The awesome, simple way is:
_.sortBy(data, [function(item) {
return item.sortData.a;
}, function(item) {
return item.sortData.b;
}]);
I found it from check the source code of lodash, it always check the function one by one.
Hope that help.

With ES6 easy syntax and lodash
sortBy(item.sortData, (item) => (-item.a), (item) => (-item.b))

I think this could work in most cases with underscore:
var properties = ["sortData.a", "sortData.b"];
data = _.sortBy(data, function (d) {
var predicate = '';
for (var i = 0; i < properties.length; i++)
{
predicate += (i == properties.length - 1
? 'd.' + properties[i]
: 'd.' + properties[i] + ' + ')
}
return eval(predicate)
});
It works and you can see it in Plunker

If the problem is an integer is converted to a string, add zeroes before the integer to make it have the same length as the longest in the collection:
var maxLength = _.reduce(data, function(result, item) {
var bString = _.toString(item.sortData.b);
return result > bString.length ? result : bString.length;
}, 0);
_.sortBy(data, function(item) {
var bString = _.toString(item.sortData.b);
if(maxLength > bString.length) {
bString = [new Array(maxLength - bString.length + 1).join('0'), bString].join('');
}
return [item.sortData.a, bString];
});

I've found a good way to sort array by multiple nested fields.
const array = [
{id: '1', name: 'test', properties: { prop1: 'prop', prop2: 'prop'}},
{id: '2', name: 'test2', properties: { prop1: 'prop second', prop2: 'prop second'}}
]
I suggest to use 'sorters' object which will describe a key and sort order. It's comfortable to use it with some data table.
const sorters = {
'id': 'asc',
'properties_prop1': 'desc',//I'm describing nested fields with '_' symbol
}
dataSorted = orderBy(array, Object.keys(sorters).map(sorter => {
return (row) => {
if (sorter.includes('_')) { //checking for nested field
const value = row["properties"][sorter.split('_')[1]];
return value || null;
};
return row[sorter] || null;// checking for empty values
};
}), Object.values(sorters));
This function will sort an array with multiple nested fields, for the first arguments it takes an array to modify, seconds one it's actually an array of functions, each function have argument that actually an object from 'array' and return a value or null for sorting.
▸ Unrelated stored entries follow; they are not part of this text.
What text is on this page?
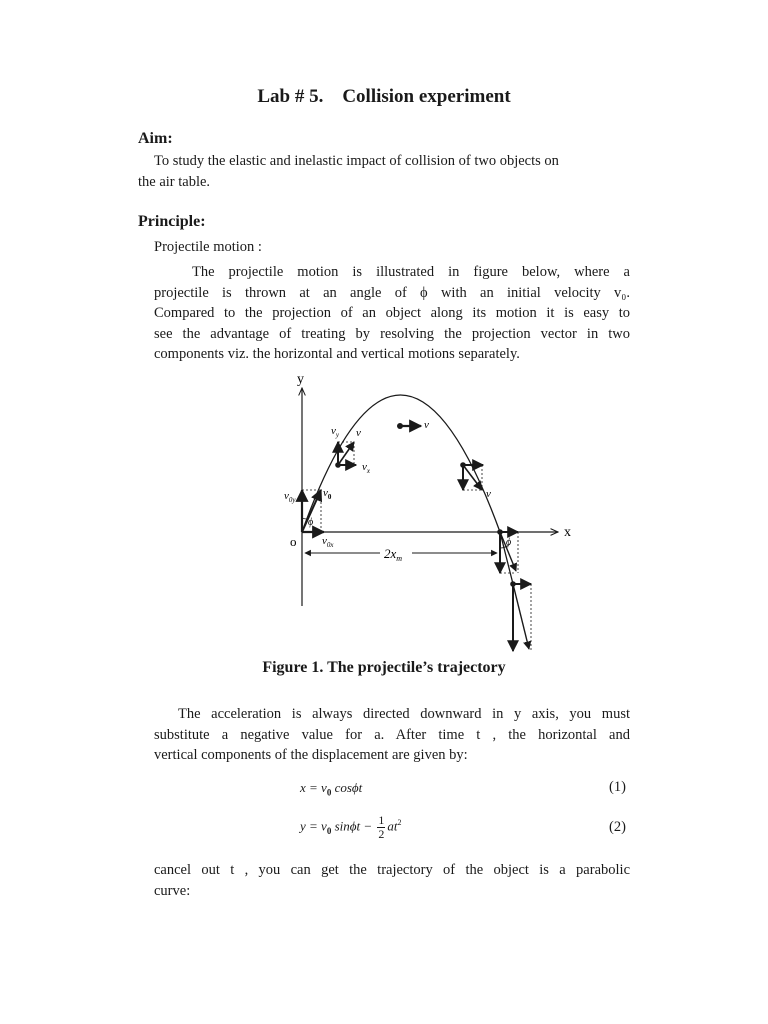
Lab # 5.    Collision experiment
Aim:
To study the elastic and inelastic impact of collision of two objects on
the air table.
Principle:
Projectile motion :
The projectile motion is illustrated in figure below, where a
projectile is thrown at an angle of ϕ with an initial velocity v₀.
Compared to the projection of an object along its motion it is easy to
see the advantage of treating by resolving the projection vector in two
components viz. the horizontal and vertical motions separately.
y
x
o
ϕ
$v_{0y}$
$v_0$
$v_{0x}$
$v_y$ v
$v_x$
v
v
ϕ
$2x_m$
Figure 1. The projectile’s trajectory
The acceleration is always directed downward in y axis, you must
substitute a negative value for a. After time t , the horizontal and
vertical components of the displacement are given by:
$x = v_0$ cosϕt	(1)
$y = v_0$ $\sin\phi t - \frac{1}{2} at^2$	(2)
cancel out t , you can get the trajectory of the object is a parabolic
curve:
Last argument of this function is 'sorting orders', each 'order' links with functions array by index. How the function looks like simple example after mapping:
orderBy(array, [(row) => row[key] || null, (row) => row[key] || null , (row) => row[key] || null] , ['asc', 'desc', 'asc'])
P.S. This code can be improved, but I would like to keep it like this for better understanding.